Aber auch die SPD erkannte mit ihrem jungen Kandidaten Jan Rothenbacher ihre Chance. Rothenbacher ist ein Fachmann der Verwaltung. Er kennt Verwaltungsstrukturen und weiß um deren Aufbau und Funktion. Er war in der SPD politisch aktiv und hat seine Netzwerke. Rothenbacher hatte ein gutes Wahlkampfteam und man konnte ihn auch allein losziehen lassen. Er war hervorragend auf die Wahlkampfthemen vorbereitet. Man konnte mit ihm über das Klinikum, den Haushalt, wichtige Stadtprojekte, darunter auch das Rosenviertel, Vereine, Kultur, Integration und Visionen sprechen. Er war immer im Thema und konnte auch bei den Podiumsdiskussionen punkten. Schilder hatte das Wissen um die Stadt, da er sechs Jahre Oberbürgermeister war, aber es fehlten vielleicht ein wenig die Visionen für die Bürger, er konnte sie nicht erreichen.

Einige eingesessene Kommunalpolitiker konnten sich anfangs nicht vorstellen, dass irgendjemand Schilder vom Thron stoßen könnte, er ist doch ein Memminger, in jedem Verein, er ist doch nah am Bürger. War es denn wirklich so – anscheinend nicht. Vielleicht hat man Schilder einfach benutzt, um seine Ziele zu erreichen und hat ihm den Rückhalt vorgespielt. So muss es sich für Manfred Schilder wohl seit Sonntagabend anfühlen. Der Vorsprung von Jan Rothenbacher war immerhin 2.595 Stimmen, fast ein Drittel Mehrstimmen, als der Amtsinhaber. Das ist kein knappes Ergebnis, das ist ein überzeugender Sieg, den man anerkennen muss. Die SPD hat sich den Oberbürgermeister-Stuhl in Memmingen wieder zurückgeholt, mit einem überzeugenden Kandidaten.

Manfred Schilder hat sechs Jahre die Geschicke der Stadt geführt.
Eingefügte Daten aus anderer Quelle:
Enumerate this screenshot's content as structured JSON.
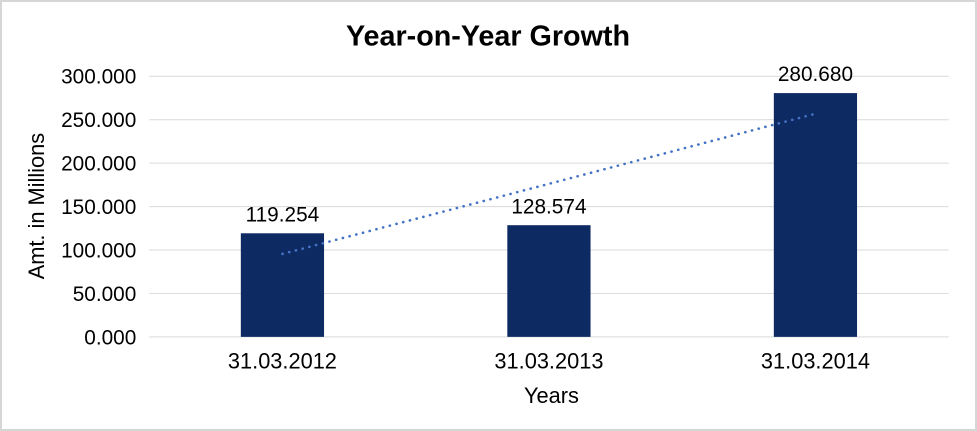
{
  "window": {
    "background": "#FFFFFF",
    "border_color": "#D6D6D6"
  },
  "chart_data": {
    "type": "bar",
    "title": "Year-on-Year Growth",
    "xlabel": "Years",
    "ylabel": "Amt. in Millions",
    "categories": [
      "31.03.2012",
      "31.03.2013",
      "31.03.2014"
    ],
    "values": [
      119.254,
      128.574,
      280.68
    ],
    "value_labels": [
      "119.254",
      "128.574",
      "280.680"
    ],
    "ylim": [
      0,
      300
    ],
    "yticks": [
      {
        "value": 0,
        "label": "0.000"
      },
      {
        "value": 50,
        "label": "50.000"
      },
      {
        "value": 100,
        "label": "100.000"
      },
      {
        "value": 150,
        "label": "150.000"
      },
      {
        "value": 200,
        "label": "200.000"
      },
      {
        "value": 250,
        "label": "250.000"
      },
      {
        "value": 300,
        "label": "300.000"
      }
    ],
    "grid": true,
    "legend": "none",
    "bar_color": "#0D2A63",
    "text_color": "#000000",
    "gridline_color": "#D9D9D9",
    "trendline": {
      "type": "linear",
      "style": "dotted",
      "color": "#4472C4",
      "values": [
        95.5,
        176.2,
        256.9
      ]
    }
  }
}
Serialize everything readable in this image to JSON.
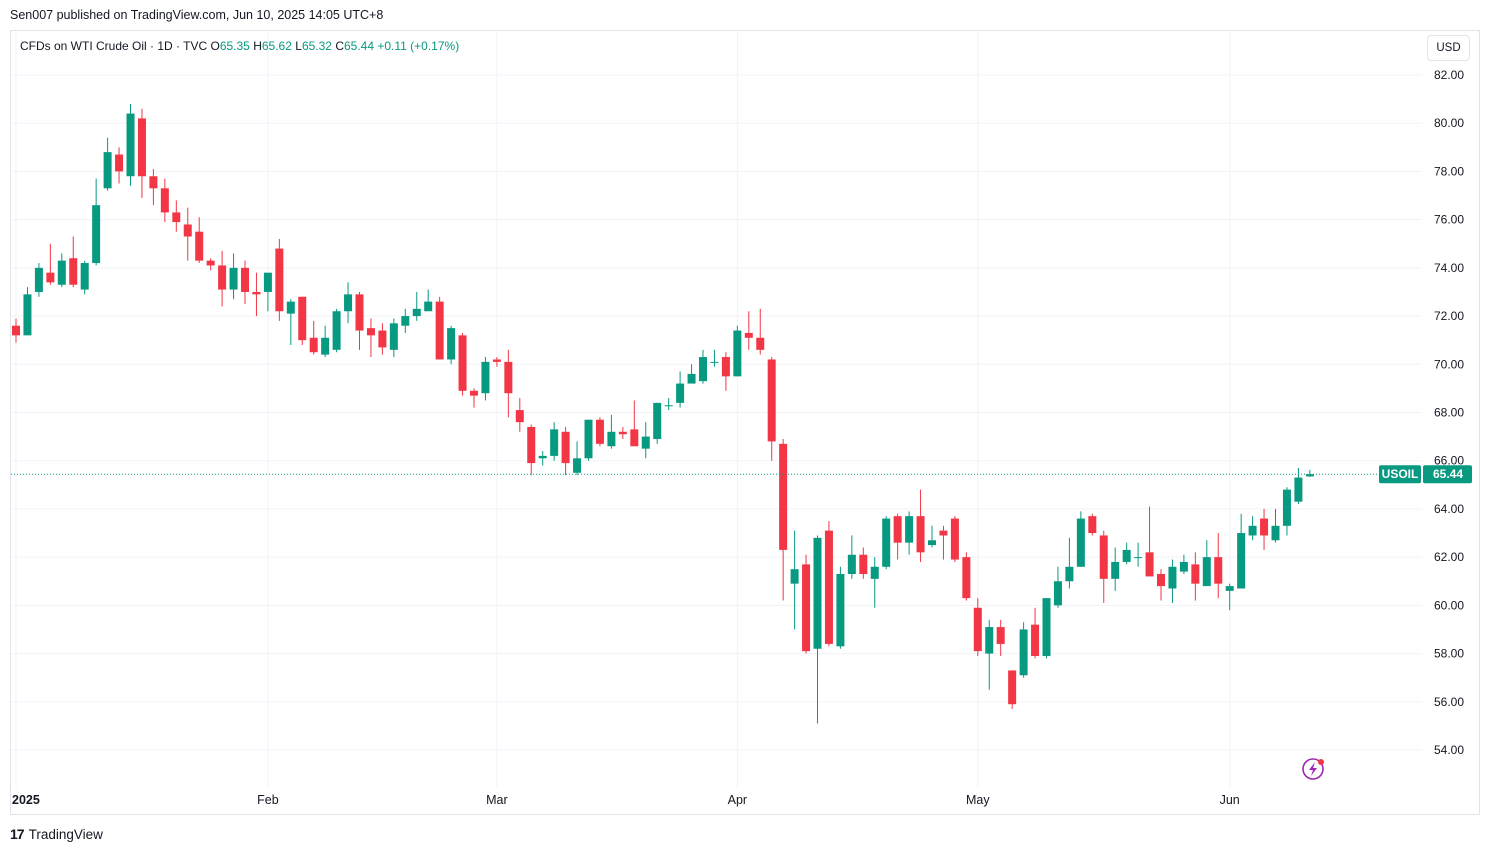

Er wurde ins kalte Wasser geworfen 2017 und trat ein schweres Erbe an. Man darf jetzt im Rückblick nicht alles schlecht reden. Schilder musste viele schwierige Entscheidungen während Corona treffen und vertreten. Für vieles musste er zeichnen, was von seinen Ämtern veranlasst wurde. Der Oberbürgermeister muss halt als Chef den Kopf hinhalten. Schilder wusste, dass die Wahl schwierig wird, zuletzt hatte es in einem Gespräch eine Woche vor der Wahl zugegeben. Er hatte bis zuletzt gehofft, dass sein Wahlkampf einen Erfolg bringen wird. Aber so ist Demokratie – Stimmen werden abgegeben und dann ausgezählt. Nach der Auszählung gibt es meist einen Gewinner, der sich freut und einen oder mehrere Zweite/Dritte, die dann enttäuscht sind und sich dann mit der Situation zurechtfinden müssen.

Wir wünschen Jan Rothenbacher viel Kraft und Durchhaltevermögen bei den kommenden Herausforderungen und viel Spaß und Bürgernähe in den kommenden sechs Jahren.